В этой сфере раскрывается глубокое, истинно русско-христианское по основным своим чертам и вместе с тем ярко-оригинальное религиозное начало пушкинского духа. Как все у Пушкина, оно отличается богатством разнородных оттенков, как бы догматической полнотой. Его непосредственные корни лежат в религиозном опыте, который ему дает поэтическое вдохновение, восприятие красоты природы и женщины и эротические переживания. Оно объемлет моменты и языческой религиозности (культ пенатов, «хвалебный гимн Творцу миров», слышимый в морском прибое, панический трепет перед устрашающей красотой идолов), и ветхозаветной («Юдифь», «Песнь песней»), и магометанской («Подражания Корану» – всемогущество Божие и ничтожество «дрожащей твари»). Оно сочетает чувство имманентного присутствия божественного начала в природе и человеческой душе с острым чувством трансцендентности, потусторонности (это сочетание особенно ярко в смелости эротической религиозности – ожидание загробного «поцелуя свидания» – «Заклинание», «Бедный рыцарь»). Оно достигает адекватного христианского своего выражения в таких стихах, как «Отцы-пустынники» и «Странник». И его общий и основной итог – благостное примирение с жизнью через внутреннее преображение личности, преображающее мир и дающее ощутить его божественность, – есть самое адекватное выражение русского религиозного духа.
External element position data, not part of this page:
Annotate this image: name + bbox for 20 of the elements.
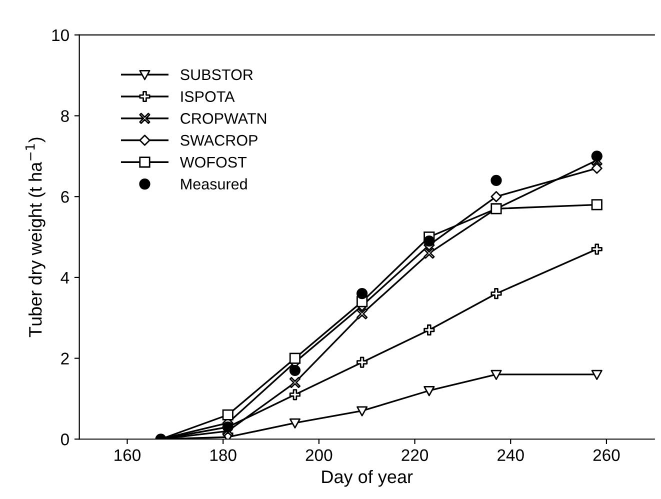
y-tick-label: 2 xyxy=(61,352,69,364)
legend-label: SWACROP xyxy=(180,134,258,146)
x-tick-label: 260 xyxy=(593,449,620,462)
x-tick-label: 240 xyxy=(498,449,524,462)
x-tick-label: 160 xyxy=(114,449,140,462)
y-axis-title: Tuber dry weight (t ha$^{−1}$) xyxy=(25,138,46,338)
y-tick-label: 6 xyxy=(61,191,69,203)
legend-label: Measured xyxy=(181,178,247,190)
x-axis-title: Day of year xyxy=(322,470,413,487)
x-tick-label: 180 xyxy=(210,449,236,462)
y-tick-label: 10 xyxy=(52,29,69,42)
x-tick-label: 220 xyxy=(402,449,428,462)
legend-label: WOFOST xyxy=(180,156,247,168)
legend-label: CROPWATN xyxy=(180,113,266,124)
legend-label: ISPOTA xyxy=(181,91,235,102)
y-tick-label: 4 xyxy=(60,272,70,284)
y-tick-label: 0 xyxy=(60,434,69,446)
x-tick-label: 200 xyxy=(306,449,332,462)
y-tick-label: 8 xyxy=(61,110,69,122)
legend-label: SUBSTOR xyxy=(180,69,253,80)
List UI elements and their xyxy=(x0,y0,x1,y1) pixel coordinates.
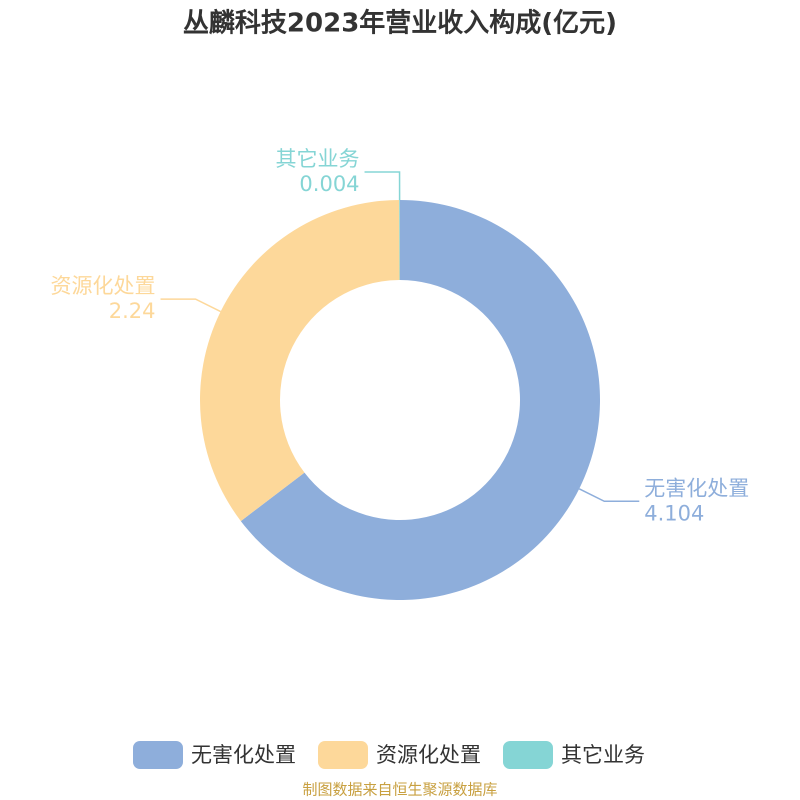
slice-value: 0.004 xyxy=(299,172,359,196)
leader-line xyxy=(160,298,221,313)
slice-value: 4.104 xyxy=(644,501,704,525)
donut-slice xyxy=(399,200,400,281)
legend-label: 其它业务 xyxy=(561,743,645,767)
donut-slice xyxy=(200,200,400,522)
slice-value: 2.24 xyxy=(109,299,156,323)
legend-label: 资源化处置 xyxy=(376,743,481,767)
leader-line xyxy=(578,488,640,503)
leader-line xyxy=(364,171,401,201)
legend-label: 无害化处置 xyxy=(191,743,296,767)
legend-swatch xyxy=(133,741,183,769)
chart-title: 丛麟科技2023年营业收入构成(亿元) xyxy=(183,8,617,39)
source-note: 制图数据来自恒生聚源数据库 xyxy=(302,781,497,799)
slice-label: 无害化处置 xyxy=(644,476,749,500)
slice-label: 其它业务 xyxy=(276,147,360,171)
legend-swatch xyxy=(318,741,368,769)
slice-label: 资源化处置 xyxy=(51,274,156,298)
legend-swatch xyxy=(503,741,553,769)
donut-slice xyxy=(240,200,600,600)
Все эти многообразные слои духовного мира Пушкина, во всем богатстве каждого из них и в их сочетании, подлежат еще обстоятельному и внимательному обследованию, доселе едва лишь начатому. Ввиду полновесности пушкинского слова и его определяющего значения, как выражения полноты и глубины его духовности, это исследование должно было бы также опираться и на тщательное изучение пушкинского словаря. Под последним мы разумеем не столько полный механический перечень всех отдельных слов пушкинского языка (попытки к которому уже неоднократно предпринимались) – перечень, который может дать разве только с трудом обозримый сырой материал, – сколько толковый «философский» словарь отдельных, излюбленных и значительных по смыслу терминов пушкинского языка[465]. Сюда относятся, примерно, такие слова, как «мятежный», «пламя» и «пламенный», «уныние», «умиление», «благоговение», «святыня» и т. п. С этой задачей соприкасается также задача исследования символического смысла понятий, выражающих восприятие явлений природы: «утро», «заря», «златые дни», «весна» и «осень», «лунный свет», «завывания ветра», «метель», «море», «горы» и т. п. Более внимательное изучение показало бы, что эти понятия, будучи точным, правдивым, непритязательным описанием явлений эмпирического мира, одновременно имеют у Пушкина и глубокий символический смысл и раскрывают нам богатство моментов, из которых слагается его духовный мир.

Думается, что в нашу эпоху упадка духовной жизни, гонения на нее и ее кажущейся гибели нет более благодарной и настоятельно нужной задачи, как заняться пристальным и непредвзятым изучением самого богатого и адекватного выражения русской духовности и ее вечной правды в духовном мире Пушкина.